Illinois has approved the repeal of an HIV-notification law after years of pushing by AIDS advocates.
The Senate easily passed HB 61 May 23, a bill that removes a longstanding mandate that health officials notify school principals about HIV-positive students. The repeal was passed by a vote of 38-13.
Current law gives principals the right to share a student's HIV status with teachers and staff. The new law would remove that information from permanent school records.
AIDS advocates have long battled HIV notification laws, arguing that they contribute to stigma and encourage discrimination.
"This outdated law does nothing to deter the spread of HIV," said Ramon Gardenhire, director of government relations for the AIDS Foundation of Chicago, in a statement. "It only encourages stigma and discourages youth from being tested because they fear their status will be disclosed at school, if they test positive. The current law puts a barrier between young people and potentially life-saving treatment."

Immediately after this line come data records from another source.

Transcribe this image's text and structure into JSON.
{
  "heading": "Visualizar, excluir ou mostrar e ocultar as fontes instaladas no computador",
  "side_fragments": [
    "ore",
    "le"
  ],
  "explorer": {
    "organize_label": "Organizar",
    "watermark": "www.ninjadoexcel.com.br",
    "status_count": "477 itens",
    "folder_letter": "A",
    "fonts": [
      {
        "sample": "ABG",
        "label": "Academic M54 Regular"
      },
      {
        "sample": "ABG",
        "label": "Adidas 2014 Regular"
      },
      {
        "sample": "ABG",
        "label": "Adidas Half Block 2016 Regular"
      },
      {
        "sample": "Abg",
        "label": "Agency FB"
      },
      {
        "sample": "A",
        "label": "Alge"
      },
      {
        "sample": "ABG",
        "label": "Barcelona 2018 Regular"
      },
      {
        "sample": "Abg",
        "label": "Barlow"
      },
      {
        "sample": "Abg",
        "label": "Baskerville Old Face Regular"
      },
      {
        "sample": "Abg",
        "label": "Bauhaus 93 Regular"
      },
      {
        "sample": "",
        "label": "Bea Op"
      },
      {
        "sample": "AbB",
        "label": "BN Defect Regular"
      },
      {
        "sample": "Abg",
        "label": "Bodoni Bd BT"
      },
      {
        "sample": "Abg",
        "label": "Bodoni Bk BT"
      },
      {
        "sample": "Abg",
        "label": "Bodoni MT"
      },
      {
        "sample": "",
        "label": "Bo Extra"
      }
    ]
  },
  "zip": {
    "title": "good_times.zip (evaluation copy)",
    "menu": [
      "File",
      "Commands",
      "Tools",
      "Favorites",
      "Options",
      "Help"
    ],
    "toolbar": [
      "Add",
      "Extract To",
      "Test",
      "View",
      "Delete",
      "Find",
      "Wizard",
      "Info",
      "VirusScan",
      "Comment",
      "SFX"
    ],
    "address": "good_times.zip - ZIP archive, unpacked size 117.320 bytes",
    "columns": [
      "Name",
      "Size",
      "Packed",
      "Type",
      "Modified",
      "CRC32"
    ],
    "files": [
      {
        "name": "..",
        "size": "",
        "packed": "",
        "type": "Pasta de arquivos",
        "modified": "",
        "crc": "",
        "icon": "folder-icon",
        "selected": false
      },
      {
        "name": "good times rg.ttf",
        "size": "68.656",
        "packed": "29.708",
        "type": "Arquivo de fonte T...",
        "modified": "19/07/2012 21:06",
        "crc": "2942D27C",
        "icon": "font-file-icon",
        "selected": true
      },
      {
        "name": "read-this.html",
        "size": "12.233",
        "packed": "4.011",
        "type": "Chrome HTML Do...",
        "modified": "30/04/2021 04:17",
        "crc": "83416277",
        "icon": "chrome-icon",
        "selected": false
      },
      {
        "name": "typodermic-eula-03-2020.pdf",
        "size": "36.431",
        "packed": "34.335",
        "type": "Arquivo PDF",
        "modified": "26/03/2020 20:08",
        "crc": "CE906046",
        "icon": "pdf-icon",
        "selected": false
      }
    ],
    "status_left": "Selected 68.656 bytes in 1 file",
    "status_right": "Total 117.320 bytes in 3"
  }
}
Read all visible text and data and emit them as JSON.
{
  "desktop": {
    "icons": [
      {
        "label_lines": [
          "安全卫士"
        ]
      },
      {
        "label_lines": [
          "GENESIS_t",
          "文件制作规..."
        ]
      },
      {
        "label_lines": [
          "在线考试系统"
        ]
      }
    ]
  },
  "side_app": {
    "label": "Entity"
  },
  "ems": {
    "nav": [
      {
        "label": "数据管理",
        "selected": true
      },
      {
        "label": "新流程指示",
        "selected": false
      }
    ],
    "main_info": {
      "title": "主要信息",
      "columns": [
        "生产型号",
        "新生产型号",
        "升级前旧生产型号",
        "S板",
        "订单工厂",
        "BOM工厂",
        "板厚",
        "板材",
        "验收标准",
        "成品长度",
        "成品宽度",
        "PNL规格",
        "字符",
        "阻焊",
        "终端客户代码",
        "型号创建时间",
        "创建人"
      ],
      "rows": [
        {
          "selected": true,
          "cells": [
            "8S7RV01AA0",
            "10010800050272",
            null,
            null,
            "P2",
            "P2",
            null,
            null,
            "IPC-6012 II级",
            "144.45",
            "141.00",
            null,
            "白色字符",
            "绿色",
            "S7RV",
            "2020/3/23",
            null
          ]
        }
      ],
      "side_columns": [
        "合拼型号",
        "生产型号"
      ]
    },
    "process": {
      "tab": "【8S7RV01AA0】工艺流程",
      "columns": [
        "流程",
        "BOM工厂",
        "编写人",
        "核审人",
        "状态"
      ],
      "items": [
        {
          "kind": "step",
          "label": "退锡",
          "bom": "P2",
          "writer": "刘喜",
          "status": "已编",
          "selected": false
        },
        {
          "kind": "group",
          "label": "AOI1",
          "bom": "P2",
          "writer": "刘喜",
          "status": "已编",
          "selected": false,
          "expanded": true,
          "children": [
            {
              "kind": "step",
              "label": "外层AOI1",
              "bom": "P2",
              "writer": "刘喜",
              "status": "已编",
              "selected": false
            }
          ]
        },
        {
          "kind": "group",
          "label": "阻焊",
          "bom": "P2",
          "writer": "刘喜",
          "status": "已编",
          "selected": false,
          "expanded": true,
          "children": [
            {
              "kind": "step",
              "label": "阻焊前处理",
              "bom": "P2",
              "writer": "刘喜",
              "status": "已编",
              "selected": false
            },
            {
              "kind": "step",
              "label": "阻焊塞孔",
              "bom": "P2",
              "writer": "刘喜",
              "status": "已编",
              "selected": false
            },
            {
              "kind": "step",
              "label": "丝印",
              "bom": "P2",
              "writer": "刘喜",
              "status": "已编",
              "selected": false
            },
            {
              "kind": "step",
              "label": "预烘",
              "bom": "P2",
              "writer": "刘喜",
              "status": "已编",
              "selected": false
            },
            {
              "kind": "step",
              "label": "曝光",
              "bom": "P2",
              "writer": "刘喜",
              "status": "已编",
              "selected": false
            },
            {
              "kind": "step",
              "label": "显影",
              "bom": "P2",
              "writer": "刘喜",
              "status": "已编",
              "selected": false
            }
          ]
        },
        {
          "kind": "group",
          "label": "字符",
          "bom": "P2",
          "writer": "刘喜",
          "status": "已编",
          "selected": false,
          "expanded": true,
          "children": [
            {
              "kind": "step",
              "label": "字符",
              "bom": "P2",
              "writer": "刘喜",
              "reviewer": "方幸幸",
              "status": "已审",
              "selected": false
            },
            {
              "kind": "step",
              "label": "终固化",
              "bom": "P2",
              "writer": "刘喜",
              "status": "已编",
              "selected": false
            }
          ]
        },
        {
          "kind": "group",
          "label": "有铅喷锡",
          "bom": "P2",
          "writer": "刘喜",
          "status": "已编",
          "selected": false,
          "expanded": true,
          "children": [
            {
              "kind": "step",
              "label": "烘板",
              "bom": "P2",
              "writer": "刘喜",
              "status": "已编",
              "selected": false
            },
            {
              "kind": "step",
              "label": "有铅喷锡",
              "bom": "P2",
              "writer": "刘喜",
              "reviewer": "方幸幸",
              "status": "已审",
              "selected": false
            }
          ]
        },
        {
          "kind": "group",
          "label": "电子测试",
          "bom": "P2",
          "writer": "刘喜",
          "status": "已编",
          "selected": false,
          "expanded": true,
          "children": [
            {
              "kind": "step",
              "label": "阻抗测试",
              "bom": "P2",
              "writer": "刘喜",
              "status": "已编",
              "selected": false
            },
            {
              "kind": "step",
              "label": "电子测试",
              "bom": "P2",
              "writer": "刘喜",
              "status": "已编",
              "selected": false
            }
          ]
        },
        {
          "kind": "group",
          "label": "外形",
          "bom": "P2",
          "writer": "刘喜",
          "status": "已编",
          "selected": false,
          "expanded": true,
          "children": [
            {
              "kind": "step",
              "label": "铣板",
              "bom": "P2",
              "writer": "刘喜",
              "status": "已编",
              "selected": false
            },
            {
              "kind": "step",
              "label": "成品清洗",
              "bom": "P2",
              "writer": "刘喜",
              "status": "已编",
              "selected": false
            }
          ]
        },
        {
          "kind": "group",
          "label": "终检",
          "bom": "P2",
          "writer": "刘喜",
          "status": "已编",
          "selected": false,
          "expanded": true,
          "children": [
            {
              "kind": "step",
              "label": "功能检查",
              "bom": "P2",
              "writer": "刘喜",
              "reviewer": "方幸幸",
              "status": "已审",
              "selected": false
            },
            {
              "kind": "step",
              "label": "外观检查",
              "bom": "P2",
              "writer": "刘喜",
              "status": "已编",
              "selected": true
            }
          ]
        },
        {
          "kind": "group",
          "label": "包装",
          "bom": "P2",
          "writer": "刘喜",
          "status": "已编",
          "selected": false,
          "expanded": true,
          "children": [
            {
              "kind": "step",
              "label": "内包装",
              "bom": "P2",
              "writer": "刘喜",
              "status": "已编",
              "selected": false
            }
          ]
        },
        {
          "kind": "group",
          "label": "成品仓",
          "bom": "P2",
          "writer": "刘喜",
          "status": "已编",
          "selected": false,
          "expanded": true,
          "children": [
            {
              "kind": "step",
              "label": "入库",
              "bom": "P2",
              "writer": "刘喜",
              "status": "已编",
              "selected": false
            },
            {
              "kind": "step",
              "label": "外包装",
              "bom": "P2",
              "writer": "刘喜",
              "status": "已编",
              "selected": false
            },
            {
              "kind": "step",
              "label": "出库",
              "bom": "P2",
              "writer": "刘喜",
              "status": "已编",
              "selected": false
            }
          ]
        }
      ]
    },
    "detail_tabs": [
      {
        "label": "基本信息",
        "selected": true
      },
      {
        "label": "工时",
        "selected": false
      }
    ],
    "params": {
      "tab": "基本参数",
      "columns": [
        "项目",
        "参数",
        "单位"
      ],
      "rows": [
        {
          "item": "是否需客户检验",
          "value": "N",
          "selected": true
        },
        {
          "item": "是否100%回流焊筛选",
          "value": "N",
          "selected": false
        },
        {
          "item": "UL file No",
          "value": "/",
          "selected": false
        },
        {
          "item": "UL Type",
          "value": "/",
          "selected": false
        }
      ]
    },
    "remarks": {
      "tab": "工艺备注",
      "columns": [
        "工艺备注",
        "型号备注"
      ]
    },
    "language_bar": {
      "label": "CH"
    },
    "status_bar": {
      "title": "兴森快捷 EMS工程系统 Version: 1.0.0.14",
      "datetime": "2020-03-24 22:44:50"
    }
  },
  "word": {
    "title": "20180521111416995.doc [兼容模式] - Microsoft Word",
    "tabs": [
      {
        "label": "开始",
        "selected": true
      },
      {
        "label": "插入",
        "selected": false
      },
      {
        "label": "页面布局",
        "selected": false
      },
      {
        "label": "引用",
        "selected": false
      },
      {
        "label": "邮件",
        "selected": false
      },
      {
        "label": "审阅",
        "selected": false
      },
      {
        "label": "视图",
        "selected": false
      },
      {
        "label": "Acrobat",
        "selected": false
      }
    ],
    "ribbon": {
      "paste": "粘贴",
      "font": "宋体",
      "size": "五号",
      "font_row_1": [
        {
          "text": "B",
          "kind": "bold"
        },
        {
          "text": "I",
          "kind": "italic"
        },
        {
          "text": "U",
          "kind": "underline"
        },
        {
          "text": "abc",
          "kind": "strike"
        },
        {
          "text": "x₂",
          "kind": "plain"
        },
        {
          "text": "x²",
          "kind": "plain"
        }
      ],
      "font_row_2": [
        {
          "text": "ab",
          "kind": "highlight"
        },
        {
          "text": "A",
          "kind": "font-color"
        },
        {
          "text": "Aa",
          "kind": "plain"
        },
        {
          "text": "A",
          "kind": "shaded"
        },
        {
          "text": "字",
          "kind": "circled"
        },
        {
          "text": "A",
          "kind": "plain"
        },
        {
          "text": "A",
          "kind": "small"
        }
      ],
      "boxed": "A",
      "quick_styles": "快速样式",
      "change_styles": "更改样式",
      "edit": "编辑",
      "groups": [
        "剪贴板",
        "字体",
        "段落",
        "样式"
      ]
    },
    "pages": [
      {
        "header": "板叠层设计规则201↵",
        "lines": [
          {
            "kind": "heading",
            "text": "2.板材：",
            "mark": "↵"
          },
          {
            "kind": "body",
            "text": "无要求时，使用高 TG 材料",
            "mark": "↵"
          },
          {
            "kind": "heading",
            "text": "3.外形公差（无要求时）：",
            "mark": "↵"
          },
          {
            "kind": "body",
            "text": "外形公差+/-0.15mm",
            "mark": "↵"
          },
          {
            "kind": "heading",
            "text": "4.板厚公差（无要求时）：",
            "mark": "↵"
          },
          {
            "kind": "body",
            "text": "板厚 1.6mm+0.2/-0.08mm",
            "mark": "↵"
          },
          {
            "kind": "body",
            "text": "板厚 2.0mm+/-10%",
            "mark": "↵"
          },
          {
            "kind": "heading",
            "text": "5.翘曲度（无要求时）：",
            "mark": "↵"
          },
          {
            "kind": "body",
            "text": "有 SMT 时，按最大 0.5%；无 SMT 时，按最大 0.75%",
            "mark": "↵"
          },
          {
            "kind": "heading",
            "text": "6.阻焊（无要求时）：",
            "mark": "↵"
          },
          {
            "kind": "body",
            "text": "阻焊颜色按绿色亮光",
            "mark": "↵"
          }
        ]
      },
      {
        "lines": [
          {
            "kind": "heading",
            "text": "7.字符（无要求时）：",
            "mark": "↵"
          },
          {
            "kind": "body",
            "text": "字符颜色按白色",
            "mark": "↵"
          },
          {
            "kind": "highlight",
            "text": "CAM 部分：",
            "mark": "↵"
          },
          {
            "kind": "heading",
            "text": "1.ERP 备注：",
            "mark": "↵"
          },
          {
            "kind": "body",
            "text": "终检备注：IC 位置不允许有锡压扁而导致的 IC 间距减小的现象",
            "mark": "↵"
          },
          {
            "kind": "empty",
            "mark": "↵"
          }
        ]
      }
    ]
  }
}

AIDS advocates have argued that fear of having one's HIV status shared discourages youth from getting tested and that even when the notification law took effect in the 1980s, students were not at risk of contracting HIV in schools.
Chicago Department of Public Health Commissioner Bechara Choucair applauded the repeal in a statement.
"This bill, which passed both chambers of the General Assembly in a bipartisan fashion, protects children and teenagers living with HIV by repealing an outdated law and allowing them to live more full lives," he said. "We look forward to the Governor signing this bill soon."